On the particular facts, the Court examines whether the appellants adequately placed their cards on the table. It notes that Mr. Sweeney’s affidavit provided little quantification of costs actually incurred during the period of delay, and no clear averment that the proceedings would have been discontinued had security been sought promptly. The Court identifies this evidential gap as significant, applying the principle — confirmed in Quinn Insurance Ltd v PricewaterhouseCoopers [2021] IESC 15 and Protégé International (Cyprus) Ltd v Irish Distillers Ltd [2021] IESC 16 — that a party who fails to put its full case on affidavit risks an adverse outcome.
Key Takeaways
- Delay is a well-established special circumstance capable of defeating a security-for-costs application, even where the two statutory preconditions (prima facie defence and plaintiff’s inability to pay) are met; the jurisdiction remains discretionary and requires a careful balancing of justice.
- The period of delay runs from when the defendant first unambiguously demanded or threatened to seek security — not from the date the defence was filed — so defendants cannot narrow the calculation by deferring their pleading.
- The Supreme Court favours the Moorview rationale over the narrower Werdna reading: the key question is whether the plaintiff had the opportunity to make a fully informed decision about continuing to incur costs, not whether it can prove it would have discontinued proceedings if security had been ordered earlier.

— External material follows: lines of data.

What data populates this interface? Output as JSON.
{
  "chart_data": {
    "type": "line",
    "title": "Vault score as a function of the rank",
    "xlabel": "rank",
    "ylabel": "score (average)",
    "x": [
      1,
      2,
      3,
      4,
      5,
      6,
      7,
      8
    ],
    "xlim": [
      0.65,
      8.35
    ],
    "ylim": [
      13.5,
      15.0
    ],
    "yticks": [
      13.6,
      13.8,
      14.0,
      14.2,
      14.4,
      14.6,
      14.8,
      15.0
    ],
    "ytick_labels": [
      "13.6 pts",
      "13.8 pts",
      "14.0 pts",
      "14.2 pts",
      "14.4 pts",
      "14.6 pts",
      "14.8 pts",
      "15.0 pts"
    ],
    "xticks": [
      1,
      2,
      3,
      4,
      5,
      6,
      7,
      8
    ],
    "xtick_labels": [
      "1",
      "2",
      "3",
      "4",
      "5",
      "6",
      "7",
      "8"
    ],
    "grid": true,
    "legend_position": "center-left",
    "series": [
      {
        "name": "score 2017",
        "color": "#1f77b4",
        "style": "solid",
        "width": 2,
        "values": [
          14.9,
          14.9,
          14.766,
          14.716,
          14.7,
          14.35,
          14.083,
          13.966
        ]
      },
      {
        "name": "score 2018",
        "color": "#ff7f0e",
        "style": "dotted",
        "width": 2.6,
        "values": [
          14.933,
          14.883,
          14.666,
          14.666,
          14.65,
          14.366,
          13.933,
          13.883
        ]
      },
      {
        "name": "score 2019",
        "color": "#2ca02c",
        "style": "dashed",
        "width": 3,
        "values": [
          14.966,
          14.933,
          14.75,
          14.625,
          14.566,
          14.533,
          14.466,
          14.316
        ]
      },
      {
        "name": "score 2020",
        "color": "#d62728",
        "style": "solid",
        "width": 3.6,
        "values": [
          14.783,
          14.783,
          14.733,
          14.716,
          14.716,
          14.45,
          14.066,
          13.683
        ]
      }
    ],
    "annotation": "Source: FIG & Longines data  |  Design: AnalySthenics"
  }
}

- Prejudice or detriment caused by the delay is a significant, but not always indispensable, factor; the court must weigh all relevant circumstances, and culpable delay of exceptional length may of itself suffice in appropriate cases.
- Plaintiffs relying on delay as a special circumstance must nonetheless put substantive evidence before the court: unquantified assertions of costs incurred, without engaging with the appellants’ own contribution to delay, are unlikely to discharge the burden.
Why It Matters
This decision provides authoritative Supreme Court guidance on a procedural mechanism that can effectively terminate corporate litigation. By clarifying that the delay clock runs from the first demand for security, the Court closes an asymmetry that allowed defendants to threaten applications early, defer them indefinitely, and then rely on a truncated timetable when finally moving. Practitioners advising defendant companies must now appreciate that an early threat — even if not followed through — will anchor the calculation of culpable delay years later.
More broadly, the judgment’s endorsement of the Moorview “fully informed decision” standard over the stricter Werdna proof-of-cessation test is significant for plaintiffs defending security applications: it recognises that a plaintiff is entitled to know early whether it must put up security, and that being deprived of that knowledge is itself a form of prejudice cognisable under the balancing exercise. At the same time, the Court’s insistence that plaintiffs must place adequate evidential detail before the court — quantifying costs incurred and engaging honestly with their own contribution to any delay — underscores that the doctrine is not a free pass for inadequately pleaded opposition.